China state-sponsored hackers target online gambling with ransomware


Online gambling firms are being targeted with ransomware by Chinese state-sponsored hackers in what is either a dramatic shift in priorities or simply greedy techs looking to pad their meager salaries. 

A report by Israeli cybersecurity firms Profero and Security Joes details a series of ransomware attacks against five unidentified online gambling companies earlier this year by a group alternately known as Advanced Persistent Threat 27 (APT27) or Emissary Panda. 

The report builds on a separate report this February by Trend Micro, who identified a Chinese-led hacking group known as Winnti (aka APT41), which until that point had a history of going after online gaming (not gambling) firms. The APT27 attacks used similar DRBControl malware to gain access targeted servers but APT27 was traditionally focused on corporate espionage rather than financial gain. 

The APT27 attacks also differed in that, once the hackers had gained access to a specific server, they utilized the BitLocker encryption tool built into Windows to deny access to the servers by their rightful owners rather than employ a custom piece of ransomware. 

Profero/Security Joes’ reps say the hackers demanded a total of US$100m in Bitcoin from the targeted gambling operators to unlock the servers. However, no ransom was ever paid, as the security teams were able to minimize the threat and the companies were able to restore their data using backup files. 

In 2019, US cybersecurity group FireEye claimed Winnti, the group cited in the TrendMicro report, had pioneered combining political and commercial activities dating back to 2014. FireEye couldn’t determine whether this group “enjoys protections that enables it to conduct its own for-profit activities, or authorities are willing to overlook them.” 

China’s neighbor North Korea is notorious for engaging in these types of for-profit cyber-shenanigans, having not only established a network of its own online gambling sites, but also attempted to steal Bitcoin from South Korean cryptocurrency exchanges and is widely believed to have been behind the attempt to steal $1b from the Bangladesh government (they got away with ‘only’ around $81m). 

However, pandemic aside, China’s economic situation isn’t anywhere near as dire as North Korea’s and cybersecurity researcher Amit Serper told Haaretz that China’s state-sponsored hackers tend to use the same tactics and tools across a number of attacks, making their digital footprints relatively easy to track.
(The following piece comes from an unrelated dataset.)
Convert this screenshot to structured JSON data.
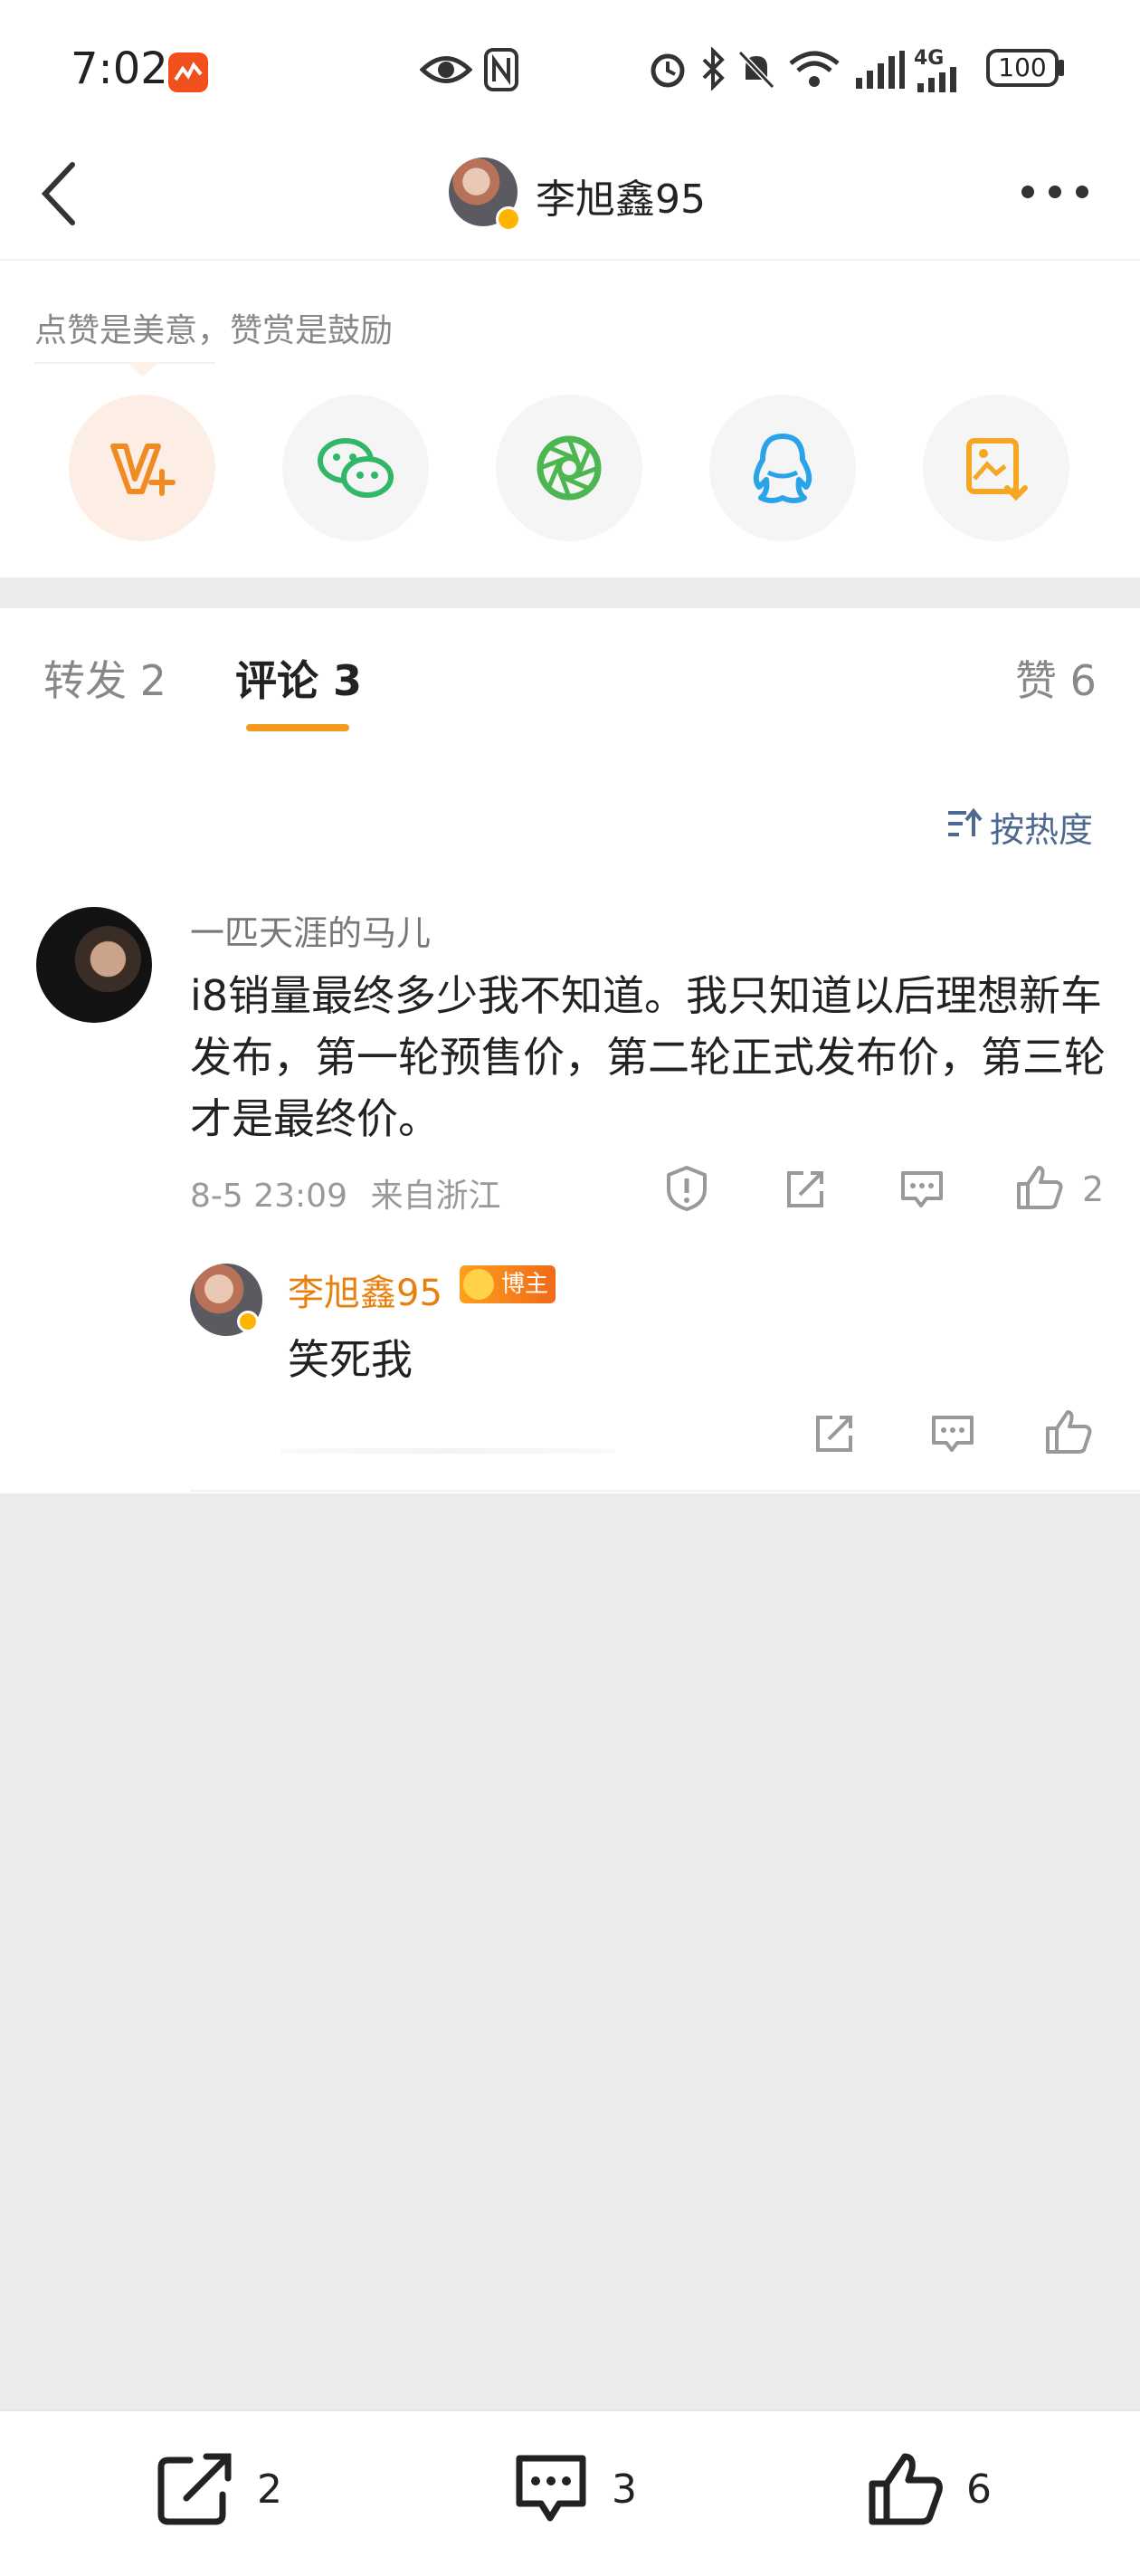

That opens the possibility that another bad actor is attempting to disguise its true identity by mimicking Chinese tactics. So could North Korea be pulling a false flag operation here?

There’s also the possibility that the ransomware was simply a diversion and that the hackers’ primary aim was to disrupt operators accepting bets from mainland gamblers. China dramatically boosted its fight against ‘cross-border’ gambling last year and may have been looking for new ways of identifying and punishing mainland gamblers as a warning to others. 

The hackers’ motivations may be unclear but the moral of this story isn’t. Cyberspace is a dangerous place, so let’s be careful out there, people.